Investigating the genetic factors of medication dosing using biobank-linked drug purchase data

Despite significant pharmacogenomic (PGx) insights into key biological pathways influencing drug response, the polygenic contribution to dose variability and the potential of electronic health records (EHRs) for maintenance dose estimation remain largely unexplored. To address this gap, we leveraged longitudinal drug purchase data from the Estonian Biobank to derive medication dose metrics and investigate genetic associations using polygenic scores (PGS) and genome-wide association studies (GWAS). Daily doses per purchase as well as median and maximum doses as consolidated metrics across purchases were derived for statins, warfarin, metoprolol, antidepressants, and antipsychotics. Sample sizes ranged from 684 (antipsychotics) to 20,642 (statins), with median doses reflecting typical maintenance doses. The PGS for the indicator trait was significant for the daily dose of statins (coronary heart disease PGS, β = 0.02, P = 5.9×10 ^{− 10} ) and metoprolol (systolic blood pressure PGS, β = 0.03, P = 7.5×10 ⁻¹³ ). The PGS for body mass index was linked to daily doses of statins (β = 0.02, P = 6.4×10 ⁻⁷ ), metoprolol (β = 0.03, P = 1.4×10 ⁻¹⁴ ), and warfarin (β = 0.03, P = 0.001), whereas the PGS for educational attainment showed opposing associations with statins (β = –0.01, P = 5.9×10 ⁻⁴ ) and antidepressants (β = 0.01, P = 0.002).
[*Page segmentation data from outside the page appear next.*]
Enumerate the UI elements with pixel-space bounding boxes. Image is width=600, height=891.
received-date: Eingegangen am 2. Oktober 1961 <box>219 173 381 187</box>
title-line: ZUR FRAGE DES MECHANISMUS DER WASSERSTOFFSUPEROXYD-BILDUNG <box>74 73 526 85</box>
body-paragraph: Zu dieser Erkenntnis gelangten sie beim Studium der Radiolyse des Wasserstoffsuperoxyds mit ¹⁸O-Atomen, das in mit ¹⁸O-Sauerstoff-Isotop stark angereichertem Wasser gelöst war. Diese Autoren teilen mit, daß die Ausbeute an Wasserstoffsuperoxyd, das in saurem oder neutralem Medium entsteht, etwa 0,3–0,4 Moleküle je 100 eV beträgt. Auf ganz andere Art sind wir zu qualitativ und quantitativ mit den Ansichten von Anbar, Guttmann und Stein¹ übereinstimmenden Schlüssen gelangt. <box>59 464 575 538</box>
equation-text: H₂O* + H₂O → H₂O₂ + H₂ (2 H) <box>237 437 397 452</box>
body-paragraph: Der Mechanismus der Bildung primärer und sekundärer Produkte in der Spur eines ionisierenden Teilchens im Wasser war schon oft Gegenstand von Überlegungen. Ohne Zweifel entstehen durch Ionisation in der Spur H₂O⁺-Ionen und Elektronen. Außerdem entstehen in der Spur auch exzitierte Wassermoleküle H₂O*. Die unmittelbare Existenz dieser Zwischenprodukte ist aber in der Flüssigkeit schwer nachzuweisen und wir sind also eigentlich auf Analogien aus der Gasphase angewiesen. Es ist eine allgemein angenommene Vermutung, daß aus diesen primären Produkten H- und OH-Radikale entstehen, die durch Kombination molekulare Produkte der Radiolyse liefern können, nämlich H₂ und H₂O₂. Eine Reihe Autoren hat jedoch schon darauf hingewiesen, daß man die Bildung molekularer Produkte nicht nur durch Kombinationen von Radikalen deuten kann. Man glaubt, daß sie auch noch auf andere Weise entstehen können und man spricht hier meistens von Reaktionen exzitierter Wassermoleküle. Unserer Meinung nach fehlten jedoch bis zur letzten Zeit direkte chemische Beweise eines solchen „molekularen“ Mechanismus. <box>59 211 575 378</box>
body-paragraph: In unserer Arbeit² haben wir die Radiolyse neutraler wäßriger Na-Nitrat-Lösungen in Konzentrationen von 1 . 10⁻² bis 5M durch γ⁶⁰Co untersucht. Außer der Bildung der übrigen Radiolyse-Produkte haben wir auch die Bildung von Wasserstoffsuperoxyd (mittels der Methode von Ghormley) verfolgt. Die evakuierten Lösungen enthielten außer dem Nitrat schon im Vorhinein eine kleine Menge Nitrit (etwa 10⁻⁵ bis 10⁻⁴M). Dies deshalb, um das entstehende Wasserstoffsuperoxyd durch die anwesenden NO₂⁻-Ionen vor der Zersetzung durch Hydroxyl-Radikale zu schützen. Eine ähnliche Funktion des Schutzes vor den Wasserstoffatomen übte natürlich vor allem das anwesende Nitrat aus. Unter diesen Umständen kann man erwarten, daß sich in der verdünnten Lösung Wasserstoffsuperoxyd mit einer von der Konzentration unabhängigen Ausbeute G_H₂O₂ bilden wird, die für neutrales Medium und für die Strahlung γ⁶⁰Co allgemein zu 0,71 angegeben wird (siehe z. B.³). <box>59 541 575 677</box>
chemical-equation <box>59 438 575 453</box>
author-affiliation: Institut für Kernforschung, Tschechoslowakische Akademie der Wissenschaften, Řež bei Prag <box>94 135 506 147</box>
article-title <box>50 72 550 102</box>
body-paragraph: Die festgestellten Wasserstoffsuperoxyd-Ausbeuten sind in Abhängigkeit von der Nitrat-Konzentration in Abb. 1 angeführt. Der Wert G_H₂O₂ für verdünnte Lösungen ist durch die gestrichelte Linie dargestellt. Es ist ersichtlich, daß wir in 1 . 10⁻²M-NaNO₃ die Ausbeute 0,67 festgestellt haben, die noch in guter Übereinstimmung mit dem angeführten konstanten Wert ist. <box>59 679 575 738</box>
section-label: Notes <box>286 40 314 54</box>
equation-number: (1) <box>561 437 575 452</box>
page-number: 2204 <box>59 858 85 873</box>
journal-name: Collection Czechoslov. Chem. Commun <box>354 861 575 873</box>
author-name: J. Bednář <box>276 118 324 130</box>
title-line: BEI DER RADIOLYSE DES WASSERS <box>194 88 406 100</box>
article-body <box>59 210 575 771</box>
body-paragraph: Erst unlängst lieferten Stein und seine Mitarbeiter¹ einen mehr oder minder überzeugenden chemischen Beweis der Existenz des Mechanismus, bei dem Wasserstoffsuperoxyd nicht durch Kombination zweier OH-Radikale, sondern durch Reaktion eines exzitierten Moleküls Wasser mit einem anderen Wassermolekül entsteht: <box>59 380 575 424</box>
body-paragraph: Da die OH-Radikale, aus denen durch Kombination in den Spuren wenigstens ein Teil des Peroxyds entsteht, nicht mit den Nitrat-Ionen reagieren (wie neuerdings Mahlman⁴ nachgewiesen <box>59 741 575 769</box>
Median and maximum doses had similar but weaker associations. GWAS confirmed signals for metoprolol ( CYP2D6 , P = 1.1×10 ⁻²⁰ ) and warfarin ( CYP2C9 , P = 8.9×10 ⁻⁶⁰ ; VKORC1 , P = 4.2×10 ⁻¹⁴⁸ ), as well as enrichment of PGx signals for individual statins (P = 0.02 for simvastatin, P = 0.03 for atorvastatin). Altogether, these findings illustrate the feasibility and value of deriving medication doses from EHRs and highlight the role of polygenic liability and PGx factors in dose variability.